GlucoTrack, Inc. enters the final day of April with one of the most extreme short setups in the small-cap health care space — a 27% weekly rally, a short interest near 32% of the free float, and a cost to borrow sitting above 400%.
The lending market tells the clearest story here. Short sellers are paying a punishing rate to stay in position — cost to borrow is running at 420% annualised, up roughly 23% over the past month. That is not a temporary spike. The rate has held above 400% for most of April, and traded as high as 528% in early April. Availability has tightened significantly alongside the borrow cost. The borrow pool was almost entirely consumed as recently as mid-April, when the 52-week peak utilisation of 99.8% was recorded. The current reading of ~80% means roughly one share available for every four already borrowed — still a tight market. Shorts that need to establish or maintain positions face a high and sustained carry cost.
Short interest itself has been volatile and difficult to read this week. At 31.6% of the free float as of Wednesday, the level is deeply elevated — but the intraday path has been erratic, swinging from under 2% on April 24 back above 31% on April 29. The official FINRA fortnightly report, settled April 15, put short shares at 670,479. The daily estimate now tracks slightly below that, at around 564,000 shares.

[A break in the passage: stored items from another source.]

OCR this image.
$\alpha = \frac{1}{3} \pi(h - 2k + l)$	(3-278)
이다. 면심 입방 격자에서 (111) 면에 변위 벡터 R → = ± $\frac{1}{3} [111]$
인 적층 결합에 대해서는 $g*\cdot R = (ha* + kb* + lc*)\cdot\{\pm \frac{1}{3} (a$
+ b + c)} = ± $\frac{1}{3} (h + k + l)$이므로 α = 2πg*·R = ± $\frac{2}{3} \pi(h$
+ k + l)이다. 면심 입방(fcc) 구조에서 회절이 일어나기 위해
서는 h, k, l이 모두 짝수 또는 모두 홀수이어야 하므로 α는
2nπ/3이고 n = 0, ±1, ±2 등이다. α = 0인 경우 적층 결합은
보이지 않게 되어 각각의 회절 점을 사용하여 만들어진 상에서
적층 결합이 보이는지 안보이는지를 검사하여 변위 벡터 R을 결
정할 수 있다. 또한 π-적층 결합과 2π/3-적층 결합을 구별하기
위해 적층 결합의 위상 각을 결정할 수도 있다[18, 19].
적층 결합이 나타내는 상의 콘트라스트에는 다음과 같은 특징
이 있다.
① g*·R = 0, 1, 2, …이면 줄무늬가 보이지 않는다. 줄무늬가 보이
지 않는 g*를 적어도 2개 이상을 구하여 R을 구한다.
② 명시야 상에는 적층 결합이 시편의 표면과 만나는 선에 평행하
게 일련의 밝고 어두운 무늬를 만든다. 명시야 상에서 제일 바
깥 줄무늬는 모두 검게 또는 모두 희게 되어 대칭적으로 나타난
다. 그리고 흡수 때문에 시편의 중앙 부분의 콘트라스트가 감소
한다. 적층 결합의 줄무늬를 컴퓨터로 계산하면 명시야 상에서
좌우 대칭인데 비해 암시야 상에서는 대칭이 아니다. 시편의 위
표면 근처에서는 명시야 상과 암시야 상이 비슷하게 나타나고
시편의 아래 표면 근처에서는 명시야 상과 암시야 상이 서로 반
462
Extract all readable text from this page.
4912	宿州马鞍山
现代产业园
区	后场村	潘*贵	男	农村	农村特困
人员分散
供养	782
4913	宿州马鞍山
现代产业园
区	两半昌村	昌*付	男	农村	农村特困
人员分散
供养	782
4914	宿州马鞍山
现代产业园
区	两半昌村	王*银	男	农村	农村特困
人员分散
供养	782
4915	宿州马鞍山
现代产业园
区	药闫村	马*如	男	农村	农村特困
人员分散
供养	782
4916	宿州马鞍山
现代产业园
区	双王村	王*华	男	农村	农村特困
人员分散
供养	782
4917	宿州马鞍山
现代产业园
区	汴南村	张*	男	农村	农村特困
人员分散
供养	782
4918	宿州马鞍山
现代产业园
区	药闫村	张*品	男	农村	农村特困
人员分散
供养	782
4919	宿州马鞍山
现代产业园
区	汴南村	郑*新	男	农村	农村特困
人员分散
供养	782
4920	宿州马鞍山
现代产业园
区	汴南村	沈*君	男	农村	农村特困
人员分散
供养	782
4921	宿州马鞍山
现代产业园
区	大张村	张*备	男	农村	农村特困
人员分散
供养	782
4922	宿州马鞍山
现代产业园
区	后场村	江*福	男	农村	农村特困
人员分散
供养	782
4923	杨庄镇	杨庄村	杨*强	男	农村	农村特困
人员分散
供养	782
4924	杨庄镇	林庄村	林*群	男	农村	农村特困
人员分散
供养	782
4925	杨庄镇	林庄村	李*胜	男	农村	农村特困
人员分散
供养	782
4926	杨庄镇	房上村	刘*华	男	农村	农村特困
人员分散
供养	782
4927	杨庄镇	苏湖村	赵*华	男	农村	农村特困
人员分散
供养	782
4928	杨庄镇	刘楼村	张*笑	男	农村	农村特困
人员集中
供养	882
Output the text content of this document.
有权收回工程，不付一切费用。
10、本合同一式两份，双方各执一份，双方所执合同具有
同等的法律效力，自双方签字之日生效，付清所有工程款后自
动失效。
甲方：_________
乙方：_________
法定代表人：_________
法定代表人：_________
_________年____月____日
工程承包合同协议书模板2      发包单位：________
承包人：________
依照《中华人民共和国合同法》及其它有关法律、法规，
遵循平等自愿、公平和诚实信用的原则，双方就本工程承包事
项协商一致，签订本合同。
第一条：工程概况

The ORTEX short score jumped to 80.8 on April 29, up from 46 on April 24, reflecting the sudden reassembly of short interest after what appears to have been a brief but sharp covering event mid-week. That covering likely contributed to the stock's 27% weekly gain, closing Wednesday at $0.92.
The earnings history adds an uncomfortable layer of context for both sides. All three recent earnings-related events have been negative for the stock on the day: a 34% one-day drop in March, a 15% drop in April, and a 10% drop in March. The five-day reactions have also been negative, ranging from -14% to -18%, with the single exception of a November 2025 event that produced a +37% five-day move. No next earnings date is currently flagged, but the pattern of sharp post-event declines is consistent with a stock where the news cycle regularly disappoints.
Correlated peers have had a rough week. OBIO, MBOT, ARAY, STSS, and CODX all fell between 8% and 10% over the same period that GCTK gained 27%. The divergence suggests GCTK's move was short-covering driven rather than sector-wide sentiment improving. Institutional ownership is thin. Armistice Capital holds around 5% of shares, Ikarian Capital 2.4%, and total disclosed holders number just 15. The insider trade data is stale — the last recorded transaction was in April 2024 — so ownership provides little near-term signal.
The setup going into next week is straightforward to describe: shorts are paying over 400% to borrow a stock that just rallied sharply, short interest remains near a third of the float, and the borrow market remains tight. Whether the covering pressure that drove this week's bounce has fully resolved — or whether fresh short positions re-entered at higher levels — is the question the short score's abrupt jump back to 80 on April 29 poses most directly.